The 2008 Financial Crisis had severe implications on the banking and finance world, and one of them was certainly on how the industry conducted its business. People had always been at the epicenter of the financial world, whether they were on the trading floor or creating forecast scenarios. However, an aftermath analysis of how some banks managed to make it through those times reveals an interesting pattern. Banks that had gone the extra mile and invested in the latest generation technologies were aware of the situation of the non-performing loans through a series of algorithms that had alerted the managers beforehand. When the liquidity started to dry-up in the market, the machines had already unloaded a significant amount of their NPL’s. They were faster than their human counterparts in processing the sale orders into the market when the need to do so arose.

Some people in the industry even refer to the banks of our current era as being more of tech companies than the financial institutions of the past century.

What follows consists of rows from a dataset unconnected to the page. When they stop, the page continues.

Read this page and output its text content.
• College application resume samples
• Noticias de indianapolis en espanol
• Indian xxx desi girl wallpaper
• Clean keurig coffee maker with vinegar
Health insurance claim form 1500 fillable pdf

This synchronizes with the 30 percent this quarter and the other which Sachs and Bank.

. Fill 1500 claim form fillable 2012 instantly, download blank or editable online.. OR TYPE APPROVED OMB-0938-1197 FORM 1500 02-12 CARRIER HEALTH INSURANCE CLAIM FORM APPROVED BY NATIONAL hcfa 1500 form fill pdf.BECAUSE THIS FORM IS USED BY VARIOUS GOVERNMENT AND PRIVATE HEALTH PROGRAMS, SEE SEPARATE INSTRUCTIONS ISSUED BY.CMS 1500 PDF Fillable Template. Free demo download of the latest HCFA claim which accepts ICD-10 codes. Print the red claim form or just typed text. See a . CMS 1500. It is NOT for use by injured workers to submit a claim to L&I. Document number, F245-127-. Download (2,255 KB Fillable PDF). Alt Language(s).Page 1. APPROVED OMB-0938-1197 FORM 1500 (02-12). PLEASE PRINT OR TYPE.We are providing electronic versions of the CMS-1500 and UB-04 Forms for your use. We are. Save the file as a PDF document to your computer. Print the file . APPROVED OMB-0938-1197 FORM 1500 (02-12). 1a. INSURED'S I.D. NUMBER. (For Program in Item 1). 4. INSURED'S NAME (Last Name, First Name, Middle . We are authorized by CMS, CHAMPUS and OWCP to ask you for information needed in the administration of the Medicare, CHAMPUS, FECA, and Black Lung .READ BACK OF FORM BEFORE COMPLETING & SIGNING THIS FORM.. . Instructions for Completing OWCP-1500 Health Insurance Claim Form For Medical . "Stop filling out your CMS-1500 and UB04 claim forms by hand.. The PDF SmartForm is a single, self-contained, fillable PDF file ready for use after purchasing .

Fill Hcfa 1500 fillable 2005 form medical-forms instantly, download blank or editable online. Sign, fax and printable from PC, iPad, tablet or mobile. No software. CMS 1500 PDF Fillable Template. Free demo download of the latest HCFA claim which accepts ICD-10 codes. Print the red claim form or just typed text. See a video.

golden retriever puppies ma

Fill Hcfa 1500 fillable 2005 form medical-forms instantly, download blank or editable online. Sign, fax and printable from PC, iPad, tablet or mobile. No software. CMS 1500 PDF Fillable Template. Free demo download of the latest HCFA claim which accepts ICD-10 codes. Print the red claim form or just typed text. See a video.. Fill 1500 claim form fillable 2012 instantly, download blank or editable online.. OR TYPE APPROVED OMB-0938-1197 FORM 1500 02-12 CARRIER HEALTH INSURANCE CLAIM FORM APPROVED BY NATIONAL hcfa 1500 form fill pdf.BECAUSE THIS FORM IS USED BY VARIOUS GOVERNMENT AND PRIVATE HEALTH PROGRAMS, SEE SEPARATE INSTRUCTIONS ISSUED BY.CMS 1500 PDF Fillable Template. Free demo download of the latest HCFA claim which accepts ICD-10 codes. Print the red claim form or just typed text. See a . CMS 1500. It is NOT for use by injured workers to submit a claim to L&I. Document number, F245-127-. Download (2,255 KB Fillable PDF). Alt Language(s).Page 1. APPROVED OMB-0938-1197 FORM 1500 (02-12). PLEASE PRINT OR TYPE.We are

Indeed, if you look at the skillsets being looked for in the job applications, it is common nowadays to see knowing programming languages being a must. The amount of labor this has forced cut in the sector is another contributor to the increase in the Earnings-Per-Share numbers for the industry.

So how does this reflect on oil? Much like the effect ’08 had on banks, the 2020 Oil Crisis will likely force change the structure of how Oil&Gas companies operate, whether small or big. Throughout decades of operation, the O&G firms have focused exclusively on making drilling operations as lean as possible. This was largely because the energy firms had the underlying reserves booked on their financial sheets as assets, and they needed to turn them into producing assets and also to replace their lost barrels of reserves faster. Investor sentiment is likely to have held a large responsibility for this. While drilling operations have developed extensively, other areas of operation have been neglected to a certain degree, much as to how the banks have done in the past. The latest wave of large-scale digitalization in the industry has occurred in the 1990s, where the oil majors were acquiring one tech firm after the other to develop internal IT processes. But the real digital wave hit the world in the last decade, whether it was the developments of the Cloud systems, Artificial Intelligence, Machine Learning, Robotization, or Automation.


Sharing one common feat with the finance industry, that is having costly labor costs, the energy industry will likely resort to the application of companywide digitalization developments where they will be able to bring down the cost per employee to a minimum. There are already early adopters of this. The back-office jobs that usually curtail documentation and the reviewing of the said documentation are already being replaced by software designed to sort out the internally produced documents and automatically filter them out into the archives or flag for further human personnel review afterward. The cost benefits in the departments are said to be within the %75-%90 range compared to human-occupied positions—another point where there will likely be major changes in the usage of cloud technologies.

Currently, the industry is heavily reliant on keeping the data on physical servers on the premises of production. Being an extremely data-heavy industry, this is creating additional costs as the companies have to add servers on top of another one. In offshore environments, this is also taking away valuable space from the drilling operations on the platforms. At this point, we should remember that the underwater robots (ROV’s) the industry uses did not switch to digital formatting from analog formats until the late 2000s. The industry could be said to be slow to respond and adapt to certain matters. It should also be noted that a lot of the information being drawn away from the drilling is fragmented and requires labor-intensive processes to bring together and create interpretable datasets. If the conversion from the server-based system to cloud-based systems does materialize, we can expect to see AI’s to bring together the said documents, replace any faulty links in the datasets. If applied, machine learning can detect hidden links between wells or fields.

Improved safety of operations will also be achieved as the onboard personnel will have a wider variety of virtual training opportunities to use before getting on the drilling sites. If there is one segment of the industry where there will be visible changes in the near term, then it would be the trading department. Much like how the trading departments of banks have turned into digital High-Frequency Algorithms, the latest volatility in the financial commodity markets has shown valuable timing, and early analysis is. Robots can move and act in instances way faster than humans can, and the salaries in the trading departments can also run high for top talent in the industry. O&G companies will probably start their transformation from the back office as the front-office drilling prospects will likely be too expensive and complicated to handle in a short notice. Taking one step at a time, all industries reliant on keeping the shareholders content converge on the same topic, better Earnings-per-Share, and larger dividends.